My last new car was a 2012, so when we got a new truck a couple years ago I was surprised to see not only that it lost the CD/mp3 drive, but now takes thumb drives. And it just works, right out of the box! You can use your finger on the entertainment system slider to move your location in the song back and forth! Such useful features, and exactly what I have been waiting for since…forever!

Why the hell wasn’t I informed about this???

My progression went from cassettes, cassettes with dbx noise reduction adapters, CDs using a cassette adapter, CDs in dash, mp3 players in dash, ipods plugged in, and now thumb drives. I’m never going to do streaming. When we get free Sirius I hate how they edit the songs for content, and I don’t want to spend money to find others do that, too.

Do you mount them under dash, or in the trunk? Because we are past the era of the three-hole mount radio. You can’t just upgrade a factory entertainment system which integrates the a/c and on-star (and in the case of Minis, the speedometer and nav system) etc. Can you? Did I miss that memo, too?

They don’t.

No charge.

I’m sure @DKW was speaking ironically. But even so, his statement doesn’t work. It’s not that CDs are despised as a medium; it’s that physical media in general are seen as hopelessly passe nowadays.

Nitpick:

You rip CDS to your computer. You burn to CDS from your computer.

The systems can still be upgraded without losing functionality, it just requires a few more boxes like this:

Burn, rip… It’s all destruction! Oops.

Holy crap, I discovered an easy solution…

See, this thread got me thinking “Wait, what if newer isn’t better? Maybe older tech like CDs actually sounds better, and listening to an entire album in order is somehow healthier for your peace of mind?”

So I was deciding which of my old CDs (from cardboard boxes in the basement) I should put in the car, when it hit me…

How about just listening to the radio?

I’ll pause a moment here for the music/tech geeks to recover…

So I tried that on my last road trip, and it was great! Not needing to be in control meant I could appreciate the scenery more and just relax more (and think less). At first I was scanning from station to station, but then I thought I should just pick one each hour and take what the universe/fate/chance gives me.

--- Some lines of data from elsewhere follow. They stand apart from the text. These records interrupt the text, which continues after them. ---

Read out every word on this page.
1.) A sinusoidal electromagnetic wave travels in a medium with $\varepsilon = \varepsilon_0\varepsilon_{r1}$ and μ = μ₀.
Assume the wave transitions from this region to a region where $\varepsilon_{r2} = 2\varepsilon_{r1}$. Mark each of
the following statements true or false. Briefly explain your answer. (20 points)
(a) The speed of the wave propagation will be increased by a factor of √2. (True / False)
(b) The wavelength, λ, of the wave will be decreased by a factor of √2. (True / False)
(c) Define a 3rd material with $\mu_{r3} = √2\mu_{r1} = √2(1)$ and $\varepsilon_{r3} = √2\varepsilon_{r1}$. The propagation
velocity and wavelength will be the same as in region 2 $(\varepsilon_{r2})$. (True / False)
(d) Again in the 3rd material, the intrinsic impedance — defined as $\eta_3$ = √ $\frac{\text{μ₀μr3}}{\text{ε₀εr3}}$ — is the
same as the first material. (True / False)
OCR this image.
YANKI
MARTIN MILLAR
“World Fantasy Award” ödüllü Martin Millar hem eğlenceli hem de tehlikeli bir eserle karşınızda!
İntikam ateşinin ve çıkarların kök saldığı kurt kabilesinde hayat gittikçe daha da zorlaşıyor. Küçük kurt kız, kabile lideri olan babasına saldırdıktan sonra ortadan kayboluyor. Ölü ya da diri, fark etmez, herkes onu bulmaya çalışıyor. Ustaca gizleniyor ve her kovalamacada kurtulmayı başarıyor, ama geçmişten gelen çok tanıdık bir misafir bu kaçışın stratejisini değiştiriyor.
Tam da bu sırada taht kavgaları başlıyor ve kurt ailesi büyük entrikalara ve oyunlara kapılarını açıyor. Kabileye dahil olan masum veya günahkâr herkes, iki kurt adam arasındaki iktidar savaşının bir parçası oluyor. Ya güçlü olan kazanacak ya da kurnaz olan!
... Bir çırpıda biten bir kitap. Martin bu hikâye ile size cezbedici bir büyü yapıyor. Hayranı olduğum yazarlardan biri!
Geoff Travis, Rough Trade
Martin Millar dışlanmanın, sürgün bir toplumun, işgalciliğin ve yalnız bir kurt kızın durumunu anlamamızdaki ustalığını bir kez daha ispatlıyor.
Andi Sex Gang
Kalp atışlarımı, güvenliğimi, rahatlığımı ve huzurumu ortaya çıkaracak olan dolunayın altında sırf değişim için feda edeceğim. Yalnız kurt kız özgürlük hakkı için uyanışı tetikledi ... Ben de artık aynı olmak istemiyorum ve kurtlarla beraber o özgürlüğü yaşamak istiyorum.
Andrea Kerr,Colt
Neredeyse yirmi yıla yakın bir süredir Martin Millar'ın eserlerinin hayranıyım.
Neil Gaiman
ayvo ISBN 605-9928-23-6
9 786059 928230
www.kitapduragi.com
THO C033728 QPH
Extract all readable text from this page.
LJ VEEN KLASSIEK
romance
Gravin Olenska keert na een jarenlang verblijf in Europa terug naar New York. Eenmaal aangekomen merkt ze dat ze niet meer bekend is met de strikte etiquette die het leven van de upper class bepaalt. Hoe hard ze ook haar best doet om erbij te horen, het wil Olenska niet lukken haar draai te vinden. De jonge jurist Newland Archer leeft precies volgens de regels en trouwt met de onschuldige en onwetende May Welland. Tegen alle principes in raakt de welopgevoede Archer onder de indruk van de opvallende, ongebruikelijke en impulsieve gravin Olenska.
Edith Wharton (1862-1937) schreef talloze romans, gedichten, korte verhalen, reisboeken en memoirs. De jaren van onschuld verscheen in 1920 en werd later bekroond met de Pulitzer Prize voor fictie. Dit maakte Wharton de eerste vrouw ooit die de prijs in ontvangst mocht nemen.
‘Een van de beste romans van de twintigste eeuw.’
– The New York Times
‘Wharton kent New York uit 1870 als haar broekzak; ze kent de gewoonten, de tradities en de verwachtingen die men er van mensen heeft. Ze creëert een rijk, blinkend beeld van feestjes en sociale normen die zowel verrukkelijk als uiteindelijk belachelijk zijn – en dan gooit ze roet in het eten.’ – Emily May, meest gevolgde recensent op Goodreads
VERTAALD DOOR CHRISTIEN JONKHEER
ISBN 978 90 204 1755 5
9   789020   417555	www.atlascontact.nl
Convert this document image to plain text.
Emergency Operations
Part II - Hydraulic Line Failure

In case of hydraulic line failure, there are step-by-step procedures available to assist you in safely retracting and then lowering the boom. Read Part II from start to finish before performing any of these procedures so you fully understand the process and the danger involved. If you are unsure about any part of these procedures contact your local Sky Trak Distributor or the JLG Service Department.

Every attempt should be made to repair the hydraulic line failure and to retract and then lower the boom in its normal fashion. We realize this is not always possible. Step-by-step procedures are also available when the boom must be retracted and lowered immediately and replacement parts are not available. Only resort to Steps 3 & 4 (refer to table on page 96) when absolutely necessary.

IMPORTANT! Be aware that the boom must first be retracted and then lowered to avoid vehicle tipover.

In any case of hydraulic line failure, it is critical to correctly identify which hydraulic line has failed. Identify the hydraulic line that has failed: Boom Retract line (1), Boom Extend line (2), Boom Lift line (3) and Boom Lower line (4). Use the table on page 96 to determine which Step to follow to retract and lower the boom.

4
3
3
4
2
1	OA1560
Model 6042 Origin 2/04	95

From Woodstock to Rochester, I listened to a newer Alt-Rock station… I don’t think I heard a single band I recognized, but it was good stuff. From Rochester to Lakefield, an oldies station (but not “Classic Rock” or “We’ll play anything from the 70s, even if it’s crap”… these were deep cuts from the Stones, the British Invasion, Chicago, and even Al Kooper’s early Blood, Sweat & Tears). Switched to NPR for the news as I passed Lebanon, and kept it on for Radiolab. Then some classic country (Cash and Kristofferson and Hank and Willie) as the sun was going down over Arlington… you get the idea.

(The only downside was having to listen to commercials, but the local spots like “Weirdo Buck’s Barely-Used Trucks” were entertaining.)

Pretty zen. All minimal effort on my part, and all free…

I’ve used a USB drive for years that’s about the size of one of the buttons on the car stereo. Something like this..

I’ve got stuff grouped in folders that I can navigate to so I’m listening to same types of music.

Once it’s plugged in it’s a hard drive that I will never be able to fill. Literally months of continuous music.

2TB for $8.88? Can that possibly be real? Why am I bothering to buy hard drives?